Staring, Sebastian could handle. It was a quiet activity and required nothing of him. But as he stared back defiantly, gazing at his own reflection in the man’s glasses, Sebastian found his boredom seeping away. There was something about Mr. I that just so completely reminded him of the danger he was in. Maybe it was how worn Sebastian looked, reflected in the dark, unforgiving glasses; maybe it was that Mr. I had very recently been this close to ending his life; maybe it was the bits of wire sticking out between the man’s teeth and poking through the flesh of his cheek. Whatever it was, Sebastian was officially scared again. But more than that, he was reinvigorated.
His plan to sleep would have to wait while he formulated another one.
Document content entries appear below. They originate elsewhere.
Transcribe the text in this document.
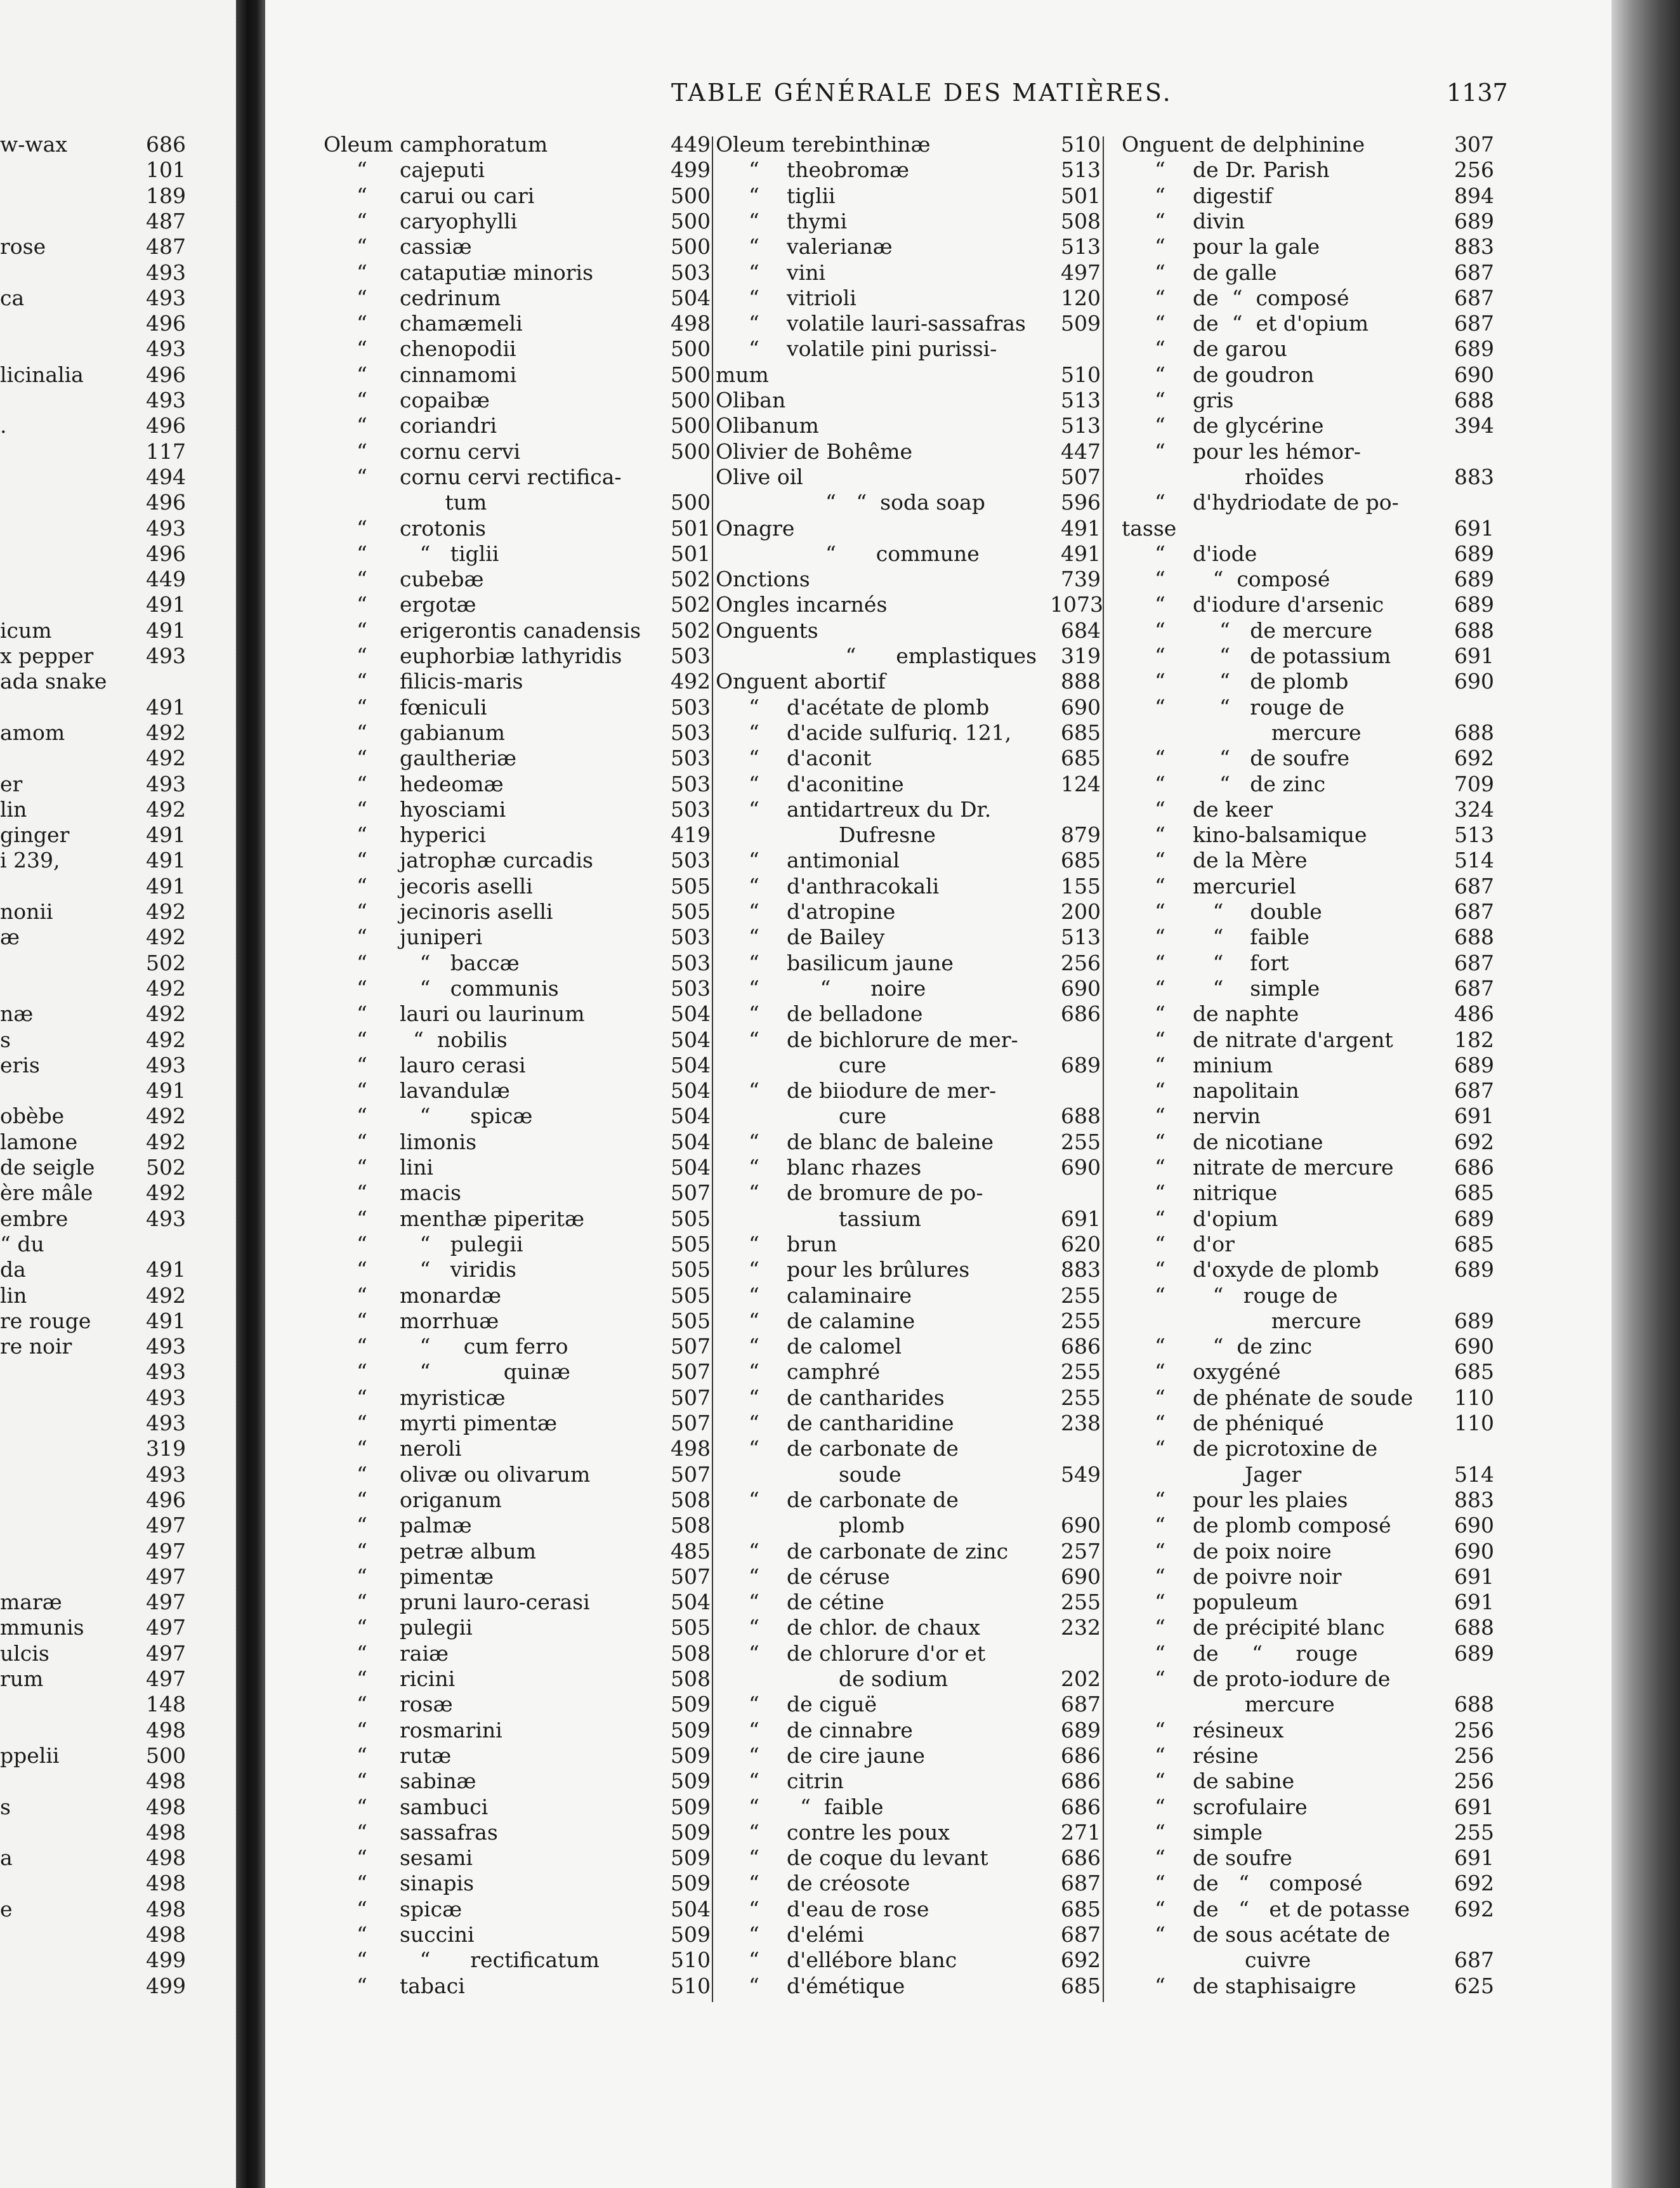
w-wax	686
101
189
487
rose	487
493
ca	493
496
493
licinalia	496
493
.	496
117
494
496
493
496
449
491
icum	491
x pepper	493
ada snake
491
amom	492
492
er	493
lin	492
ginger	491
i 239,	491
491
nonii	492
æ	492
502
492
næ	492
s	492
eris	493
491
obèbe	492
lamone	492
de seigle 502
ère mâle	492
embre	493
“ du
da	491
lin	492
re rouge	491
re noir	493
493
493
493
319
493
496
497
497
497
maræ	497
mmunis	497
ulcis	497
rum	497
148
498
ppelii	500
498
s	498
498
a	498
498
e	498
498
499
499
TABLE GÉNÉRALE DES MATIÈRES.	1137
Oleum camphoratum	449
“ cajeputi	499
“ carui ou cari	500
“ caryophylli	500
“ cassiæ	500
“ cataputiæ minoris	503
“ cedrinum	504
“ chamæmeli	498
“ chenopodii	500
“ cinnamomi	500
“ copaibæ	500
“ coriandri	500
“ cornu cervi	500
“ cornu cervi rectifica-
tum	500
“ crotonis	501
“ “   tiglii	501
“ cubebæ	502
“ ergotæ	502
“ erigerontis canadensis	502
“ euphorbiæ lathyridis	503
“ filicis-maris	492
“ fœniculi	503
“ gabianum	503
“ gaultheriæ	503
“ hedeomæ	503
“ hyosciami	503
“ hyperici	419
“ jatrophæ curcadis	503
“ jecoris aselli	505
“ jecinoris aselli	505
“ juniperi	503
“ “   baccæ	503
“ “   communis	503
“ lauri ou laurinum	504
“ “  nobilis	504
“ lauro cerasi	504
“ lavandulæ	504
“ “      spicæ	504
“ limonis	504
“ lini	504
“ macis	507
“ menthæ piperitæ	505
“ “   pulegii	505
“ “   viridis	505
“ monardæ	505
“ morrhuæ	505
“ “     cum ferro	507
“ “           quinæ	507
“ myristicæ	507
“ myrti pimentæ	507
“ neroli	498
“ olivæ ou olivarum	507
“ origanum	508
“ palmæ	508
“ petræ album	485
“ pimentæ	507
“ pruni lauro-cerasi	504
“ pulegii	505
“ raiæ	508
“ ricini	508
“ rosæ	509
“ rosmarini	509
“ rutæ	509
“ sabinæ	509
“ sambuci	509
“ sassafras	509
“ sesami	509
“ sinapis	509
“ spicæ	504
“ succini	509
“ “      rectificatum	510
“ tabaci	510
Oleum terebinthinæ	510
“ theobromæ	513
“ tiglii	501
“ thymi	508
“ valerianæ	513
“ vini	497
“ vitrioli	120
“ volatile lauri-sassafras	509
“ volatile pini purissi-
mum	510
Oliban	513
Olibanum	513
Olivier de Bohême	447
Olive oil	507
“   “  soda soap	596
Onagre	491
“      commune	491
Onctions	739
Ongles incarnés	1073
Onguents	684
“      emplastiques	319
Onguent abortif	888
“ d'acétate de plomb	690
“ d'acide sulfuriq. 121,	685
“ d'aconit	685
“ d'aconitine	124
“ antidartreux du Dr.
Dufresne	879
“ antimonial	685
“ d'anthracokali	155
“ d'atropine	200
“ de Bailey	513
“ basilicum jaune	256
“ “      noire	690
“ de belladone	686
“ de bichlorure de mer-
cure	689
“ de biiodure de mer-
cure	688
“ de blanc de baleine	255
“ blanc rhazes	690
“ de bromure de po-
tassium	691
“ brun	620
“ pour les brûlures	883
“ calaminaire	255
“ de calamine	255
“ de calomel	686
“ camphré	255
“ de cantharides	255
“ de cantharidine	238
“ de carbonate de
soude	549
“ de carbonate de
plomb	690
“ de carbonate de zinc	257
“ de céruse	690
“ de cétine	255
“ de chlor. de chaux	232
“ de chlorure d'or et
de sodium	202
“ de ciguë	687
“ de cinnabre	689
“ de cire jaune	686
“ citrin	686
“ “  faible	686
“ contre les poux	271
“ de coque du levant	686
“ de créosote	687
“ d'eau de rose	685
“ d'elémi	687
“ d'ellébore blanc	692
“ d'émétique	685
Onguent de delphinine	307
“ de Dr. Parish	256
“ digestif	894
“ divin	689
“ pour la gale	883
“ de galle	687
“ de  “  composé	687
“ de  “  et d'opium	687
“ de garou	689
“ de goudron	690
“ gris	688
“ de glycérine	394
“ pour les hémor-
rhoïdes	883
“ d'hydriodate de po-
tasse	691
“ d'iode	689
“ “  composé	689
“ d'iodure d'arsenic	689
“ “   de mercure	688
“ “   de potassium	691
“ “   de plomb	690
“ “   rouge de
mercure	688
“ “   de soufre	692
“ “   de zinc	709
“ de keer	324
“ kino-balsamique	513
“ de la Mère	514
“ mercuriel	687
“ “    double	687
“ “    faible	688
“ “    fort	687
“ “    simple	687
“ de naphte	486
“ de nitrate d'argent	182
“ minium	689
“ napolitain	687
“ nervin	691
“ de nicotiane	692
“ nitrate de mercure	686
“ nitrique	685
“ d'opium	689
“ d'or	685
“ d'oxyde de plomb	689
“ “   rouge de
mercure	689
“ “  de zinc	690
“ oxygéné	685
“ de phénate de soude	110
“ de phéniqué	110
“ de picrotoxine de
Jager	514
“ pour les plaies	883
“ de plomb composé	690
“ de poix noire	690
“ de poivre noir	691
“ populeum	691
“ de précipité blanc	688
“ de     “     rouge	689
“ de proto-iodure de
mercure	688
“ résineux	256
“ résine	256
“ de sabine	256
“ scrofulaire	691
“ simple	255
“ de soufre	691
“ de   “   composé	692
“ de   “   et de potasse	692
“ de sous acétate de
cuivre	687
“ de staphisaigre	625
It was time for that marvelous brain of his to take charge.
It was time to plot a daring escape.
In which a meeting takes place.
There was a pig-in-a-teeny-hat-shaped lump under a sheet.
“Oh, sorry!” said Evie, quickly removing the sheet, balling it up, and tossing it into the corner. The pig sat and stared at her with a look of disappointment. A look that said, “I’ve been taking such good care of you ever since your friend was kidnapped, and this is how you treat me?”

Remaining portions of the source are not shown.